Esses dias eu vi uma análise sobre a trajetória recente da Microsoft que me chamou atenção por um motivo específico. Não era sobre produtos. Nem sobre tecnologia isolada. Era sobre algo mais silencioso, mas muito mais poderoso: comunidades. Quanto mais eu pensava nisso, mais tudo parecia se encaixar.
Quando Satya Nadella assume como CEO, em 2014, a Microsoft não parecia uma empresa derrotada tecnicamente. Parecia uma empresa desconectada. Tinha produtos, tinha escala, tinha dinheiro. O que ela não tinha mais era pertencimento. Desenvolvedores estavam em outros lugares. Profissionais se organizavam em outras redes. Usuários já não se viam “dentro” da Microsoft.
O primeiro movimento simbólico vem com o Minecraft. Não foi só uma compra de IP. Foi a aquisição de uma comunidade global, criativa, orgânica. E o detalhe mais importante: a Microsoft não tentou capturá-la à força. Manteve o jogo multiplataforma. Respeitou o ecossistema. Preservou a confiança. Ali, parece ter surgido um padrão: comprar comunidades, não sufocá-las.

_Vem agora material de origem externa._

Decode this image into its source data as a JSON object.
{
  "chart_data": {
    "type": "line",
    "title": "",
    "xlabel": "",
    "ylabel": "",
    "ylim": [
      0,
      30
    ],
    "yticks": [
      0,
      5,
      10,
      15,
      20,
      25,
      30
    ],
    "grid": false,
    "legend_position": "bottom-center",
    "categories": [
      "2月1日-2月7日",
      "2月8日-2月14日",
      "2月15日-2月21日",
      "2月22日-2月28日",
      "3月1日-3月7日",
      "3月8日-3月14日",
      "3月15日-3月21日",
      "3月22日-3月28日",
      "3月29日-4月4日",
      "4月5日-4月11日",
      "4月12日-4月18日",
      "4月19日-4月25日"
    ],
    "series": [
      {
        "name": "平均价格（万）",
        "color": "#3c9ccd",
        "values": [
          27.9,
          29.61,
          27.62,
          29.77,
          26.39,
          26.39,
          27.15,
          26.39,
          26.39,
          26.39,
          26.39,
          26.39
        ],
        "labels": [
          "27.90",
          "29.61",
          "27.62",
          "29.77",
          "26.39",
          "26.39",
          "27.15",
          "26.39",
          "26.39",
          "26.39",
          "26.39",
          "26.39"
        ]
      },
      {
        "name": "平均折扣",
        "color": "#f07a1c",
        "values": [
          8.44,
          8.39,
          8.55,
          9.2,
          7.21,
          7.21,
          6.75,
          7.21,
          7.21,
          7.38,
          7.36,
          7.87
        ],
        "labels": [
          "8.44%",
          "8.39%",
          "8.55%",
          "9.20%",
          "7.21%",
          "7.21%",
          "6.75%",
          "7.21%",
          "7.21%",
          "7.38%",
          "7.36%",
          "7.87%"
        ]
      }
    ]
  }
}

Esse padrão fica ainda mais claro com o LinkedIn. Em 2016, a Microsoft não comprou uma rede social. Comprou o maior grafo de identidade profissional do mundo. Pessoas, carreiras, relações de trabalho. E, novamente, não houve imposição. O LinkedIn continuou sendo LinkedIn. Independente. Autônomo. Crescendo. O valor não estava apenas na receita, mas na densidade daquela comunidade.
O GitHub segue exatamente a mesma lógica. Em vez de adquirir uma ferramenta, a Microsoft adquiriu a casa dos desenvolvedores. Código aberto, colaboração, reputação técnica. A reação inicial foi de desconfiança. Mas, mais uma vez, a empresa manteve a comunidade intacta, investiu nela e deixou que crescesse. O Copilot não nasce do nada. Ele emerge dessa comunidade viva, ativa, produtiva.
A Nuance amplia essa visão para outro domínio. Não é apenas uma empresa de software médico. É uma comunidade de médicos, hospitais e práticas clínicas, onde linguagem, contexto e confiança são essenciais. A Microsoft entra ali não como dona do processo médico, mas como infraestrutura silenciosa que sustenta e amplifica essa rede.
No gaming, o raciocínio se repete. Minecraft, Bethesda, Activision. Não é só conteúdo. São milhões de pessoas conectadas por experiências, hábitos, tempo de atenção. A Microsoft não tenta empurrar essas comunidades para um único hardware. Ela conecta essas comunidades a um serviço, a uma infraestrutura, a uma lógica de recorrência.
Até a aposta em IA segue esse mesmo desenho. O investimento na OpenAI não é apenas tecnológico. É a conexão com uma comunidade de pesquisadores, desenvolvedores e empresas que constroem em cima desses modelos. A IA vira o elemento transversal que atravessa todas as comunidades já existentes: profissionais, desenvolvedores, médicos, gamers.
Quando se olha tudo junto, a estratégia parece menos sobre “vencer mercados” e mais sobre compor ecossistemas humanos. A Microsoft não está tentando ser o centro visível de tudo. Ela está tentando ser o tecido que conecta tudo. Comunidades independentes, mas interoperáveis. Autônomas, mas integradas por infraestrutura, dados e IA.
Talvez seja isso o mais interessante dessa história. A virada da Microsoft não começou com um produto revolucionário. Começou com uma decisão silenciosa: parar de tentar controlar usuários e passar a sustentar comunidades. O resto veio como consequência.
E isso, convenhamos, é uma lição que vai muito além da tecnologia.